I first stumbled upon this pearl during a July 2021 event with Chenxing following the release of her first book, Be the Refuge: Raising the Voices of Asian American Buddhists. It was a virtual event, organized by J. K. Fowler of Nomadic Press and hosted by the indomitable Sharline Chiang, who had been moved by the way Chenxing shed light on Asian Americans’ experiences in American Buddhist circles. I attended the talk alongside NAB board member S. Rae Peoples, whom I was visiting in Boston.
There were about twenty of us in attendance, and the conversation, although virtual, felt very intimate, almost as if we were all sitting around a dinner table discussing spiritual lineages, immigrant experiences, cultural appropriation, grief, and love. At various points during the conversation, Chenxing was inspired to read from some personal narratives she had penned but that had not found their way into Be the Refuge.
The passages she read were deeply moving, and I wondered where they came from: Were they random snippets she had recorded in various tattered journals? Were they part of a document she had compiled? I could tell that she was reading from something, and I felt what I can only describe as an acquisitions editor’s frisson—when one feels adrenaline and goosebumps from stumbling upon the seed of a book that may just change the world.
The day after the event, I followed up with Chenxing, thanking her for participating and asking if what she read was part of something she might send our way to consider publishing. One week later, an email from Chenxing arrived in my inbox containing a book proposal, a cover letter, and the full manuscript of a book tentatively entitled one long listening.

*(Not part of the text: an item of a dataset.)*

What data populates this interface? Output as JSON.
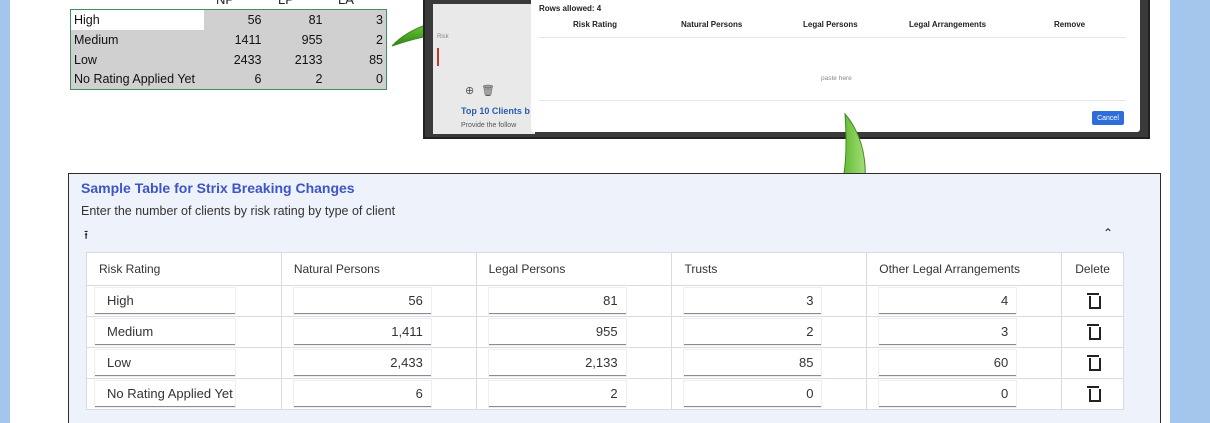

Clearly she had been gestating this pearl for years and was ready to reveal it. I shared her material with our senior acquisitions editor Gillian Hamel, and six weeks later our staff reached consensus on publishing Chenxing’s memoir in Spring 2023.

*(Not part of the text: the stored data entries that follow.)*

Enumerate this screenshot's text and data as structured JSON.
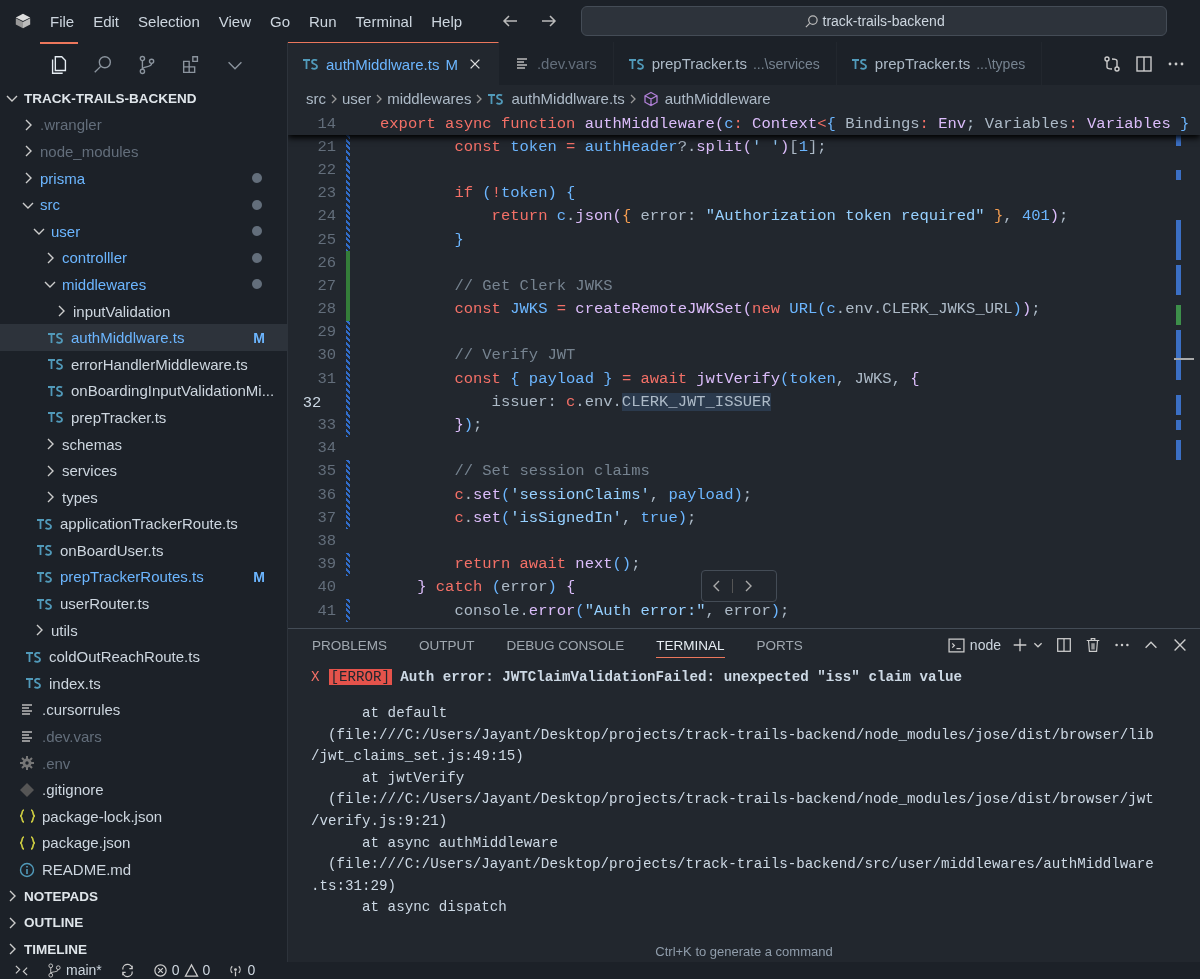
{
  "menu": [
    "File",
    "Edit",
    "Selection",
    "View",
    "Go",
    "Run",
    "Terminal",
    "Help"
  ],
  "command_center": {
    "value": "track-trails-backend"
  },
  "activity_bar": [
    {
      "kind": "files",
      "selected": true
    },
    {
      "kind": "search",
      "selected": false
    },
    {
      "kind": "source-control",
      "selected": false
    },
    {
      "kind": "extensions",
      "selected": false
    },
    {
      "kind": "more",
      "selected": false
    }
  ],
  "explorer": {
    "title": "TRACK-TRAILS-BACKEND",
    "expanded": true,
    "tree": [
      {
        "label": ".wrangler",
        "kind": "folder",
        "expanded": false,
        "modified": false,
        "ignored": true,
        "selected": false
      },
      {
        "label": "node_modules",
        "kind": "folder",
        "expanded": false,
        "modified": false,
        "ignored": true,
        "selected": false
      },
      {
        "label": "prisma",
        "kind": "folder",
        "expanded": false,
        "modified": true,
        "ignored": false,
        "selected": false
      },
      {
        "label": "src",
        "kind": "folder",
        "expanded": true,
        "modified": true,
        "ignored": false,
        "selected": false,
        "children": [
          {
            "label": "user",
            "kind": "folder",
            "expanded": true,
            "modified": true,
            "ignored": false,
            "selected": false,
            "children": [
              {
                "label": "controlller",
                "kind": "folder",
                "expanded": false,
                "modified": true,
                "ignored": false,
                "selected": false
              },
              {
                "label": "middlewares",
                "kind": "folder",
                "expanded": true,
                "modified": true,
                "ignored": false,
                "selected": false,
                "children": [
                  {
                    "label": "inputValidation",
                    "kind": "folder",
                    "expanded": false,
                    "modified": false,
                    "ignored": false,
                    "selected": false
                  },
                  {
                    "label": "authMiddlware.ts",
                    "kind": "ts",
                    "modified": true,
                    "ignored": false,
                    "badge": "M",
                    "selected": true
                  },
                  {
                    "label": "errorHandlerMiddleware.ts",
                    "kind": "ts",
                    "modified": false,
                    "ignored": false,
                    "selected": false
                  },
                  {
                    "label": "onBoardingInputValidationMi...",
                    "kind": "ts",
                    "modified": false,
                    "ignored": false,
                    "selected": false
                  },
                  {
                    "label": "prepTracker.ts",
                    "kind": "ts",
                    "modified": false,
                    "ignored": false,
                    "selected": false
                  }
                ]
              },
              {
                "label": "schemas",
                "kind": "folder",
                "expanded": false,
                "modified": false,
                "ignored": false,
                "selected": false
              },
              {
                "label": "services",
                "kind": "folder",
                "expanded": false,
                "modified": false,
                "ignored": false,
                "selected": false
              },
              {
                "label": "types",
                "kind": "folder",
                "expanded": false,
                "modified": false,
                "ignored": false,
                "selected": false
              },
              {
                "label": "applicationTrackerRoute.ts",
                "kind": "ts",
                "modified": false,
                "ignored": false,
                "selected": false
              },
              {
                "label": "onBoardUser.ts",
                "kind": "ts",
                "modified": false,
                "ignored": false,
                "selected": false
              },
              {
                "label": "prepTrackerRoutes.ts",
                "kind": "ts",
                "modified": true,
                "ignored": false,
                "badge": "M",
                "selected": false
              },
              {
                "label": "userRouter.ts",
                "kind": "ts",
                "modified": false,
                "ignored": false,
                "selected": false
              }
            ]
          },
          {
            "label": "utils",
            "kind": "folder",
            "expanded": false,
            "modified": false,
            "ignored": false,
            "selected": false
          },
          {
            "label": "coldOutReachRoute.ts",
            "kind": "ts",
            "modified": false,
            "ignored": false,
            "selected": false
          },
          {
            "label": "index.ts",
            "kind": "ts",
            "modified": false,
            "ignored": false,
            "selected": false
          }
        ]
      },
      {
        "label": ".cursorrules",
        "kind": "text",
        "modified": false,
        "ignored": false,
        "selected": false
      },
      {
        "label": ".dev.vars",
        "kind": "text",
        "modified": false,
        "ignored": true,
        "selected": false
      },
      {
        "label": ".env",
        "kind": "gear",
        "modified": false,
        "ignored": true,
        "selected": false
      },
      {
        "label": ".gitignore",
        "kind": "git",
        "modified": false,
        "ignored": false,
        "selected": false
      },
      {
        "label": "package-lock.json",
        "kind": "json",
        "modified": false,
        "ignored": false,
        "selected": false
      },
      {
        "label": "package.json",
        "kind": "json",
        "modified": false,
        "ignored": false,
        "selected": false
      },
      {
        "label": "README.md",
        "kind": "info",
        "modified": false,
        "ignored": false,
        "selected": false
      }
    ]
  },
  "sections": [
    {
      "title": "NOTEPADS",
      "expanded": false
    },
    {
      "title": "OUTLINE",
      "expanded": false
    },
    {
      "title": "TIMELINE",
      "expanded": false
    }
  ],
  "tabs": [
    {
      "kind": "ts",
      "label": "authMiddlware.ts",
      "badge": "M",
      "modified": true,
      "ignored": false,
      "selected": true
    },
    {
      "kind": "text",
      "label": ".dev.vars",
      "modified": false,
      "ignored": true,
      "selected": false
    },
    {
      "kind": "ts",
      "label": "prepTracker.ts",
      "description": "...\\services",
      "modified": false,
      "ignored": false,
      "selected": false
    },
    {
      "kind": "ts",
      "label": "prepTracker.ts",
      "description": "...\\types",
      "modified": false,
      "ignored": false,
      "selected": false
    }
  ],
  "breadcrumbs": [
    {
      "kind": "folder",
      "label": "src"
    },
    {
      "kind": "folder",
      "label": "user"
    },
    {
      "kind": "folder",
      "label": "middlewares"
    },
    {
      "kind": "ts",
      "label": "authMiddlware.ts"
    },
    {
      "kind": "symbol",
      "label": "authMiddleware"
    }
  ],
  "sticky_line": {
    "number": "14",
    "tokens": [
      {
        "kind": "keyword",
        "text": "export async function "
      },
      {
        "kind": "function",
        "text": "authMiddleware"
      },
      {
        "kind": "bracket",
        "text": "("
      },
      {
        "kind": "variable",
        "text": "c"
      },
      {
        "kind": "keyword",
        "text": ": "
      },
      {
        "kind": "function",
        "text": "Context"
      },
      {
        "kind": "keyword",
        "text": "<"
      },
      {
        "kind": "bracket2",
        "text": "{ "
      },
      {
        "kind": "plain",
        "text": "Bindings"
      },
      {
        "kind": "keyword",
        "text": ": "
      },
      {
        "kind": "function",
        "text": "Env"
      },
      {
        "kind": "plain",
        "text": "; Variables"
      },
      {
        "kind": "keyword",
        "text": ": "
      },
      {
        "kind": "function",
        "text": "Variables"
      },
      {
        "kind": "bracket2",
        "text": " }"
      }
    ]
  },
  "code_lines": [
    {
      "number": "21",
      "modified": true,
      "added": false,
      "active": false,
      "tokens": [
        {
          "kind": "keyword",
          "text": "        const "
        },
        {
          "kind": "variable",
          "text": "token"
        },
        {
          "kind": "keyword",
          "text": " = "
        },
        {
          "kind": "variable",
          "text": "authHeader"
        },
        {
          "kind": "plain",
          "text": "?."
        },
        {
          "kind": "function",
          "text": "split"
        },
        {
          "kind": "bracket",
          "text": "("
        },
        {
          "kind": "string",
          "text": "' '"
        },
        {
          "kind": "bracket",
          "text": ")"
        },
        {
          "kind": "plain",
          "text": "["
        },
        {
          "kind": "number",
          "text": "1"
        },
        {
          "kind": "plain",
          "text": "];"
        }
      ]
    },
    {
      "number": "22",
      "modified": true,
      "added": false,
      "active": false
    },
    {
      "number": "23",
      "modified": true,
      "added": false,
      "active": false,
      "tokens": [
        {
          "kind": "keyword",
          "text": "        if "
        },
        {
          "kind": "bracket2",
          "text": "("
        },
        {
          "kind": "keyword",
          "text": "!"
        },
        {
          "kind": "variable",
          "text": "token"
        },
        {
          "kind": "bracket2",
          "text": ") {"
        }
      ]
    },
    {
      "number": "24",
      "modified": true,
      "added": false,
      "active": false,
      "tokens": [
        {
          "kind": "keyword",
          "text": "            return "
        },
        {
          "kind": "variable",
          "text": "c"
        },
        {
          "kind": "plain",
          "text": "."
        },
        {
          "kind": "function",
          "text": "json"
        },
        {
          "kind": "bracket",
          "text": "("
        },
        {
          "kind": "bracket3",
          "text": "{ "
        },
        {
          "kind": "plain",
          "text": "error: "
        },
        {
          "kind": "string",
          "text": "\"Authorization token required\""
        },
        {
          "kind": "bracket3",
          "text": " }"
        },
        {
          "kind": "plain",
          "text": ", "
        },
        {
          "kind": "number",
          "text": "401"
        },
        {
          "kind": "bracket",
          "text": ")"
        },
        {
          "kind": "plain",
          "text": ";"
        }
      ]
    },
    {
      "number": "25",
      "modified": true,
      "added": false,
      "active": false,
      "tokens": [
        {
          "kind": "bracket2",
          "text": "        }"
        }
      ]
    },
    {
      "number": "26",
      "modified": false,
      "added": true,
      "active": false
    },
    {
      "number": "27",
      "modified": false,
      "added": true,
      "active": false,
      "tokens": [
        {
          "kind": "comment",
          "text": "        // Get Clerk JWKS"
        }
      ]
    },
    {
      "number": "28",
      "modified": false,
      "added": true,
      "active": false,
      "tokens": [
        {
          "kind": "keyword",
          "text": "        const "
        },
        {
          "kind": "variable",
          "text": "JWKS"
        },
        {
          "kind": "keyword",
          "text": " = "
        },
        {
          "kind": "function",
          "text": "createRemoteJWKSet"
        },
        {
          "kind": "bracket",
          "text": "("
        },
        {
          "kind": "keyword",
          "text": "new "
        },
        {
          "kind": "variable",
          "text": "URL"
        },
        {
          "kind": "bracket2",
          "text": "("
        },
        {
          "kind": "variable",
          "text": "c"
        },
        {
          "kind": "plain",
          "text": ".env.CLERK_JWKS_URL"
        },
        {
          "kind": "bracket2",
          "text": ")"
        },
        {
          "kind": "bracket",
          "text": ")"
        },
        {
          "kind": "plain",
          "text": ";"
        }
      ]
    },
    {
      "number": "29",
      "modified": true,
      "added": false,
      "active": false
    },
    {
      "number": "30",
      "modified": true,
      "added": false,
      "active": false,
      "tokens": [
        {
          "kind": "comment",
          "text": "        // Verify JWT"
        }
      ]
    },
    {
      "number": "31",
      "modified": true,
      "added": false,
      "active": false,
      "tokens": [
        {
          "kind": "keyword",
          "text": "        const "
        },
        {
          "kind": "bracket2",
          "text": "{ "
        },
        {
          "kind": "variable",
          "text": "payload"
        },
        {
          "kind": "bracket2",
          "text": " }"
        },
        {
          "kind": "keyword",
          "text": " = await "
        },
        {
          "kind": "function",
          "text": "jwtVerify"
        },
        {
          "kind": "bracket2",
          "text": "("
        },
        {
          "kind": "variable",
          "text": "token"
        },
        {
          "kind": "plain",
          "text": ", JWKS, "
        },
        {
          "kind": "bracket",
          "text": "{"
        }
      ]
    },
    {
      "number": "32",
      "modified": true,
      "added": false,
      "active": true,
      "tokens": [
        {
          "kind": "plain",
          "text": "            issuer: "
        },
        {
          "kind": "keyword",
          "text": "c"
        },
        {
          "kind": "plain",
          "text": ".env."
        },
        {
          "kind": "highlight",
          "text": "CLERK_JWT_ISSUER"
        }
      ]
    },
    {
      "number": "33",
      "modified": true,
      "added": false,
      "active": false,
      "tokens": [
        {
          "kind": "bracket",
          "text": "        }"
        },
        {
          "kind": "bracket2",
          "text": ")"
        },
        {
          "kind": "plain",
          "text": ";"
        }
      ]
    },
    {
      "number": "34",
      "modified": false,
      "added": false,
      "active": false
    },
    {
      "number": "35",
      "modified": true,
      "added": false,
      "active": false,
      "tokens": [
        {
          "kind": "comment",
          "text": "        // Set session claims"
        }
      ]
    },
    {
      "number": "36",
      "modified": true,
      "added": false,
      "active": false,
      "tokens": [
        {
          "kind": "keyword",
          "text": "        c"
        },
        {
          "kind": "plain",
          "text": "."
        },
        {
          "kind": "function",
          "text": "set"
        },
        {
          "kind": "bracket2",
          "text": "("
        },
        {
          "kind": "string",
          "text": "'sessionClaims'"
        },
        {
          "kind": "plain",
          "text": ", "
        },
        {
          "kind": "variable",
          "text": "payload"
        },
        {
          "kind": "bracket2",
          "text": ")"
        },
        {
          "kind": "plain",
          "text": ";"
        }
      ]
    },
    {
      "number": "37",
      "modified": true,
      "added": false,
      "active": false,
      "tokens": [
        {
          "kind": "keyword",
          "text": "        c"
        },
        {
          "kind": "plain",
          "text": "."
        },
        {
          "kind": "function",
          "text": "set"
        },
        {
          "kind": "bracket2",
          "text": "("
        },
        {
          "kind": "string",
          "text": "'isSignedIn'"
        },
        {
          "kind": "plain",
          "text": ", "
        },
        {
          "kind": "variable",
          "text": "true"
        },
        {
          "kind": "bracket2",
          "text": ")"
        },
        {
          "kind": "plain",
          "text": ";"
        }
      ]
    },
    {
      "number": "38",
      "modified": false,
      "added": false,
      "active": false
    },
    {
      "number": "39",
      "modified": true,
      "added": false,
      "active": false,
      "tokens": [
        {
          "kind": "keyword",
          "text": "        return await "
        },
        {
          "kind": "function",
          "text": "next"
        },
        {
          "kind": "bracket2",
          "text": "()"
        },
        {
          "kind": "plain",
          "text": ";"
        }
      ]
    },
    {
      "number": "40",
      "modified": false,
      "added": false,
      "active": false,
      "tokens": [
        {
          "kind": "bracket",
          "text": "    }"
        },
        {
          "kind": "keyword",
          "text": " catch "
        },
        {
          "kind": "bracket2",
          "text": "("
        },
        {
          "kind": "plain",
          "text": "error"
        },
        {
          "kind": "bracket2",
          "text": ") "
        },
        {
          "kind": "bracket",
          "text": "{"
        }
      ]
    },
    {
      "number": "41",
      "modified": true,
      "added": false,
      "active": false,
      "tokens": [
        {
          "kind": "plain",
          "text": "        console."
        },
        {
          "kind": "function",
          "text": "error"
        },
        {
          "kind": "bracket2",
          "text": "("
        },
        {
          "kind": "string",
          "text": "\"Auth error:\""
        },
        {
          "kind": "plain",
          "text": ", error"
        },
        {
          "kind": "bracket2",
          "text": ")"
        },
        {
          "kind": "plain",
          "text": ";"
        }
      ]
    }
  ],
  "panel": {
    "tabs": [
      {
        "label": "PROBLEMS",
        "selected": false
      },
      {
        "label": "OUTPUT",
        "selected": false
      },
      {
        "label": "DEBUG CONSOLE",
        "selected": false
      },
      {
        "label": "TERMINAL",
        "selected": true
      },
      {
        "label": "PORTS",
        "selected": false
      }
    ],
    "terminal_name": "node",
    "error": {
      "mark": "X",
      "tag": "[ERROR]",
      "message": "Auth error: JWTClaimValidationFailed: unexpected \"iss\" claim value"
    },
    "trace": [
      "      at default",
      "  (file:///C:/Users/Jayant/Desktop/projects/track-trails-backend/node_modules/jose/dist/browser/lib",
      "/jwt_claims_set.js:49:15)",
      "      at jwtVerify",
      "  (file:///C:/Users/Jayant/Desktop/projects/track-trails-backend/node_modules/jose/dist/browser/jwt",
      "/verify.js:9:21)",
      "      at async authMiddleware",
      "  (file:///C:/Users/Jayant/Desktop/projects/track-trails-backend/src/user/middlewares/authMiddlware",
      ".ts:31:29)",
      "      at async dispatch"
    ],
    "hint": "Ctrl+K to generate a command"
  },
  "status_bar": {
    "branch": "main*",
    "errors": "0",
    "warnings": "0",
    "ports": "0"
  }
}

Working with Chenxing is nothing short of a blessing. She is kind, curious, forthright, and generous. In fact, when I emailed her to arrange payment for participating in the event with Sharline, she asked that instead we donate the sum directly to the nonprofit Nomadic Books. “As we say in Buddhist circles,” she wrote, “may the merit of our collective work be of benefit to all.”

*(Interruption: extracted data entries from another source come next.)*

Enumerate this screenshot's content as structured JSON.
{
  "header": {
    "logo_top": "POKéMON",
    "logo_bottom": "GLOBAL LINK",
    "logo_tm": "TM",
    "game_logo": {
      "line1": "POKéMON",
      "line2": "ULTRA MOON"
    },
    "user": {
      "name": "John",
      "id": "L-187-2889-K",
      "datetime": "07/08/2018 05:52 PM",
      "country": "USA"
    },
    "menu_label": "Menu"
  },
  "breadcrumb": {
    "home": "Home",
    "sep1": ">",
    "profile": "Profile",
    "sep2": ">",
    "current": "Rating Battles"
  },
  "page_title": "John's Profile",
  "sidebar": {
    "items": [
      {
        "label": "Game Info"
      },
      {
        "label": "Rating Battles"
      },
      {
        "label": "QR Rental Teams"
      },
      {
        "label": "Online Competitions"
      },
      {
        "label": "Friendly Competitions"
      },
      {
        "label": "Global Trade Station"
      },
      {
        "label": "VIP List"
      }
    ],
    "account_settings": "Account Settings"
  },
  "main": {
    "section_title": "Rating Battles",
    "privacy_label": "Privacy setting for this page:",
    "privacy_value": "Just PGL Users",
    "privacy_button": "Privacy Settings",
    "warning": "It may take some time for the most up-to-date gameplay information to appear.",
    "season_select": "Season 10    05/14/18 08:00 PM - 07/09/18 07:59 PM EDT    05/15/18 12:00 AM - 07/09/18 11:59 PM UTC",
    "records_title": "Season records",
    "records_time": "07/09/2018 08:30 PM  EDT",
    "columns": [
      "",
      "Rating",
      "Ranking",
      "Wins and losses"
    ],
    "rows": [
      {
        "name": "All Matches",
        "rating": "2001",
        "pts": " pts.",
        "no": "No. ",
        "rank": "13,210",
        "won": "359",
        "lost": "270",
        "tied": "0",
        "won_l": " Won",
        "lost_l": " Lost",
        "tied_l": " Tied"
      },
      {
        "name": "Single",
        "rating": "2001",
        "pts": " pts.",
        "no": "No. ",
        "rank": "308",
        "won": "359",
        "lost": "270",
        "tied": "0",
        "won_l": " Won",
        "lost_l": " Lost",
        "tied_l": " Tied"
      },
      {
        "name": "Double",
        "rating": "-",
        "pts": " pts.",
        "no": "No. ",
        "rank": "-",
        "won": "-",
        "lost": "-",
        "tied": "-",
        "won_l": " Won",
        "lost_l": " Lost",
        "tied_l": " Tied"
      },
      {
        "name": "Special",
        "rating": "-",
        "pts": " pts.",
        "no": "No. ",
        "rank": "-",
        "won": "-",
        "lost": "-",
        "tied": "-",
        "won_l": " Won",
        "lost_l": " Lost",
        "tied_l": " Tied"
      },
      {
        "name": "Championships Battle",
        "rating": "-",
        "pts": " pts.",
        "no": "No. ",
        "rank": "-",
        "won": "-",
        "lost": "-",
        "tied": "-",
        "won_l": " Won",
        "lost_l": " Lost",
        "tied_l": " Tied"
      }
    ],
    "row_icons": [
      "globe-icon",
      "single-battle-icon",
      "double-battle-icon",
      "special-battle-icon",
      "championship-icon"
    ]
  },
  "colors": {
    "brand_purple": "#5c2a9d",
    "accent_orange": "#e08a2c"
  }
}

I know that one long listening will be deep medicine for many people. Through letters to a dying friend, conversations with patients at the hospital where she worked as a chaplain, glimmering details from her time at a monastery in Taiwan, and memories of her immigrant childhood, Chenxing weaves together a story that is utterly immersive and poetic. She also plays masterfully with language, not only with English prose but also by interspersing words and phrases in Mandarin, Shanghainese, Japanese, Khmer, and Thai throughout the text, never directly transmitting them in English but giving their sense through the context of their stories. There is truly no other book out there like it. See it shine brightly atop a lighthouse beside the ocean where it was born.